L’ONU a « regretté » mercredi « les perturbations » qui ont touché les réseaux sociaux en République démocratique du Congo à la demande des autorités pendant les deux journées ville morte organisées par l’opposition depuis mardi.
« La limitation à l’accès à l’information est toujours un signe négatif pour les libertés publiques et individuelles », a déclaré la porte-parole de la Mission de l’ONU en RDC (Monusco), Fabienne Pompey lors du point-presse hebdomadaire.
Les réseaux sociaux étaient encore « partiellement » touchés mercredi matin, selon la porte-parole.
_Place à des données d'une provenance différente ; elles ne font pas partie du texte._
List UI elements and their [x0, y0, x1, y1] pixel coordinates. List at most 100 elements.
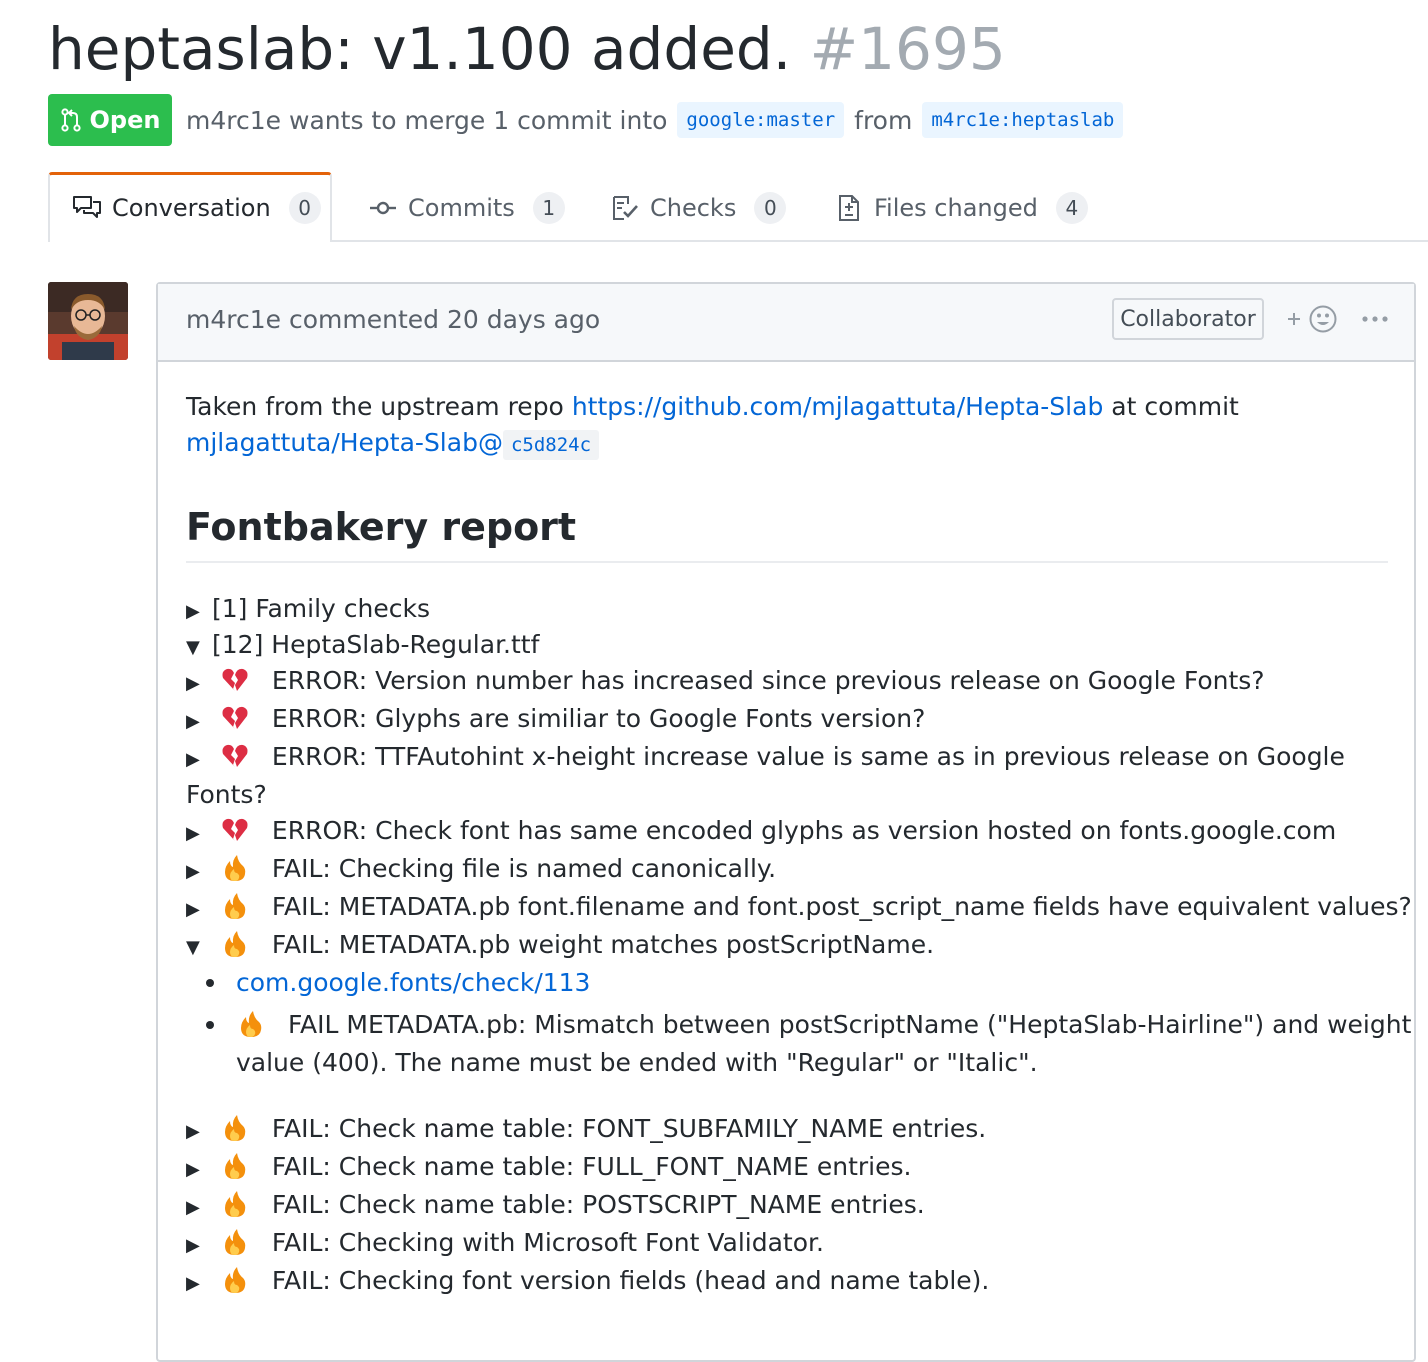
check-row[interactable]: ▶ FAIL: Check name table: FULL_FONT_NAME… [186, 1148, 911, 1186]
caret-right-icon: ▶ [186, 1235, 200, 1256]
check-level: FAIL: [271, 1152, 331, 1181]
caret-right-icon: ▶ [186, 1273, 200, 1294]
check-level: FAIL: [271, 1266, 331, 1295]
tab-files-changed-label: Files changed [874, 194, 1038, 222]
check-row[interactable]: ▶ FAIL: Check name table: POSTSCRIPT_NAM… [186, 1186, 925, 1224]
check-level: FAIL: [271, 854, 331, 883]
check-row[interactable]: ▶ FAIL: Checking file is named canonical… [186, 850, 776, 888]
pr-meta: m4rc1e wants to merge 1 commit into goog… [186, 100, 1124, 140]
pr-author-link[interactable]: m4rc1e [186, 106, 281, 135]
check-text: Version number has increased since previ… [375, 666, 1265, 695]
check-row[interactable]: ▶ FAIL: METADATA.pb font.filename and fo… [186, 888, 1412, 926]
check-row[interactable]: ▶ FAIL: Check name table: FONT_SUBFAMILY… [186, 1110, 986, 1148]
intro-text: Taken from the upstream repo [186, 392, 564, 421]
file-section-label: [12] HeptaSlab-Regular.ttf [212, 630, 540, 659]
list-bullet [206, 1021, 214, 1029]
at-commit-text: at commit [1111, 392, 1239, 421]
comment-author[interactable]: m4rc1e [186, 305, 281, 334]
check-level: FAIL: [271, 1114, 331, 1143]
check-level: FAIL: [271, 1228, 331, 1257]
check-row[interactable]: ▶ ERROR: Glyphs are similiar to Google F… [186, 700, 925, 738]
tab-conversation-count: 0 [288, 192, 321, 224]
fire-icon [220, 929, 250, 959]
pr-merge-text: wants to merge 1 commit into [289, 105, 668, 135]
check-text: Check name table: POSTSCRIPT_NAME entrie… [338, 1190, 925, 1219]
fire-icon [220, 853, 250, 883]
check-message-text-cont: value (400). The name must be ended with… [236, 1048, 1038, 1077]
check-level: FAIL: [271, 1190, 331, 1219]
tab-checks-count: 0 [754, 192, 787, 224]
check-row[interactable]: ▶ ERROR: TTFAutohint x-height increase v… [186, 738, 1345, 776]
caret-right-icon: ▶ [186, 899, 200, 920]
collaborator-badge: Collaborator [1112, 298, 1264, 340]
tab-conversation[interactable]: Conversation 0 [72, 184, 321, 232]
broken-heart-icon [220, 665, 250, 695]
add-reaction-icon[interactable] [1286, 302, 1340, 336]
pr-state-label: Open [89, 106, 161, 134]
tab-files-changed[interactable]: Files changed 4 [834, 184, 1088, 232]
head-branch[interactable]: m4rc1e:heptaslab [922, 102, 1124, 138]
git-pull-request-icon [60, 108, 81, 132]
check-row-expanded[interactable]: ▼ FAIL: METADATA.pb weight matches postS… [186, 926, 934, 964]
tab-commits[interactable]: Commits 1 [368, 184, 565, 232]
tab-files-changed-count: 4 [1055, 192, 1088, 224]
fire-icon [220, 1113, 250, 1143]
check-id-item: com.google.fonts/check/113 [236, 964, 590, 1002]
check-row[interactable]: ▶ ERROR: Version number has increased si… [186, 662, 1265, 700]
fire-icon [220, 891, 250, 921]
check-id-link[interactable]: com.google.fonts/check/113 [236, 968, 590, 997]
tab-conversation-label: Conversation [112, 194, 271, 222]
report-title-rule [186, 561, 1388, 563]
tab-commits-label: Commits [408, 194, 515, 222]
broken-heart-icon [220, 703, 250, 733]
fire-icon [220, 1151, 250, 1181]
check-message-line2: value (400). The name must be ended with… [236, 1044, 1038, 1082]
check-row[interactable]: ▶ ERROR: Check font has same encoded gly… [186, 812, 1336, 850]
from-text: from [854, 105, 913, 135]
report-title: Fontbakery report [186, 505, 577, 549]
avatar[interactable] [48, 282, 128, 360]
check-text: Checking file is named canonically. [338, 854, 777, 883]
check-level: ERROR: [271, 704, 368, 733]
pr-number: #1695 [809, 15, 1006, 83]
repo-link[interactable]: https://github.com/mjlagattuta/Hepta-Sla… [572, 392, 1104, 421]
fire-icon [220, 1227, 250, 1257]
check-level: ERROR: [271, 666, 368, 695]
check-text: Checking font version fields (head and n… [338, 1266, 990, 1295]
tab-checks[interactable]: Checks 0 [610, 184, 787, 232]
family-checks-summary[interactable]: ▶ [1] Family checks [186, 590, 430, 628]
check-row-continuation: Fonts? [186, 776, 267, 814]
intro-line: Taken from the upstream repo https://git… [186, 389, 1239, 425]
checklist-icon [613, 196, 638, 220]
check-row[interactable]: ▶ FAIL: Checking with Microsoft Font Val… [186, 1224, 824, 1262]
check-level: FAIL: [271, 930, 331, 959]
fire-icon [220, 1189, 250, 1219]
user-avatar-image [48, 282, 128, 360]
commit-repo-link[interactable]: mjlagattuta/Hepta-Slab@ [186, 428, 503, 457]
check-level: ERROR: [271, 742, 368, 771]
git-commit-icon [370, 201, 396, 215]
fire-icon [236, 1009, 266, 1039]
commit-ref-line: mjlagattuta/Hepta-Slab@ c5d824c [186, 425, 600, 463]
caret-right-icon: ▶ [186, 711, 200, 732]
caret-right-icon: ▶ [186, 1197, 200, 1218]
commit-sha[interactable]: c5d824c [502, 430, 600, 460]
base-branch[interactable]: google:master [677, 102, 845, 138]
file-section-summary[interactable]: ▼ [12] HeptaSlab-Regular.ttf [186, 626, 539, 664]
check-text: Check name table: FONT_SUBFAMILY_NAME en… [338, 1114, 987, 1143]
check-text: Checking with Microsoft Font Validator. [338, 1228, 824, 1257]
caret-down-icon: ▼ [186, 937, 200, 958]
caret-right-icon: ▶ [186, 749, 200, 770]
tab-commits-count: 1 [532, 192, 565, 224]
file-diff-icon [839, 195, 859, 221]
comment-time[interactable]: commented 20 days ago [289, 305, 600, 334]
check-row[interactable]: ▶ FAIL: Checking font version fields (he… [186, 1262, 989, 1300]
broken-heart-icon [220, 815, 250, 845]
check-message-text: FAIL METADATA.pb: Mismatch between postS… [287, 1010, 1412, 1039]
check-text-continued: Fonts? [186, 780, 267, 809]
list-bullet [206, 979, 214, 987]
pr-state-badge: Open [48, 94, 172, 146]
check-text: Check font has same encoded glyphs as ve… [375, 816, 1337, 845]
caret-right-icon: ▶ [186, 861, 200, 882]
kebab-menu-icon[interactable] [1360, 304, 1390, 334]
Les cinq opérateurs de téléphonie mobile ont été priés lundi de prendre des « mesures techniques préventives susceptibles de réduire au strict minimum la capacité de transmission des images » par l’Autorité de régulation des postes et télécommunications du Congo (ARPTC).
L’opération ville morte a été organisée sur deux jours par le « Rassemblement » de l’opposition qui demande la publication d’un calendrier électoral.
Le président Joseph Kabila est toujours au pouvoir alors que son deuxième mandat a pris fin le 20 décembre 2016. Il ne peut pas se représenter d’après l’actuelle Constitution.
Des élections devaient avoir lieu d’ici fin 2017, d’après un accord pouvoir-opposition. Les autorités avancent qu’elles seront sans doute retardées en raison des violences dans la région du Kasaï (centre), où le recensement des électeurs n’a pas encore commencé.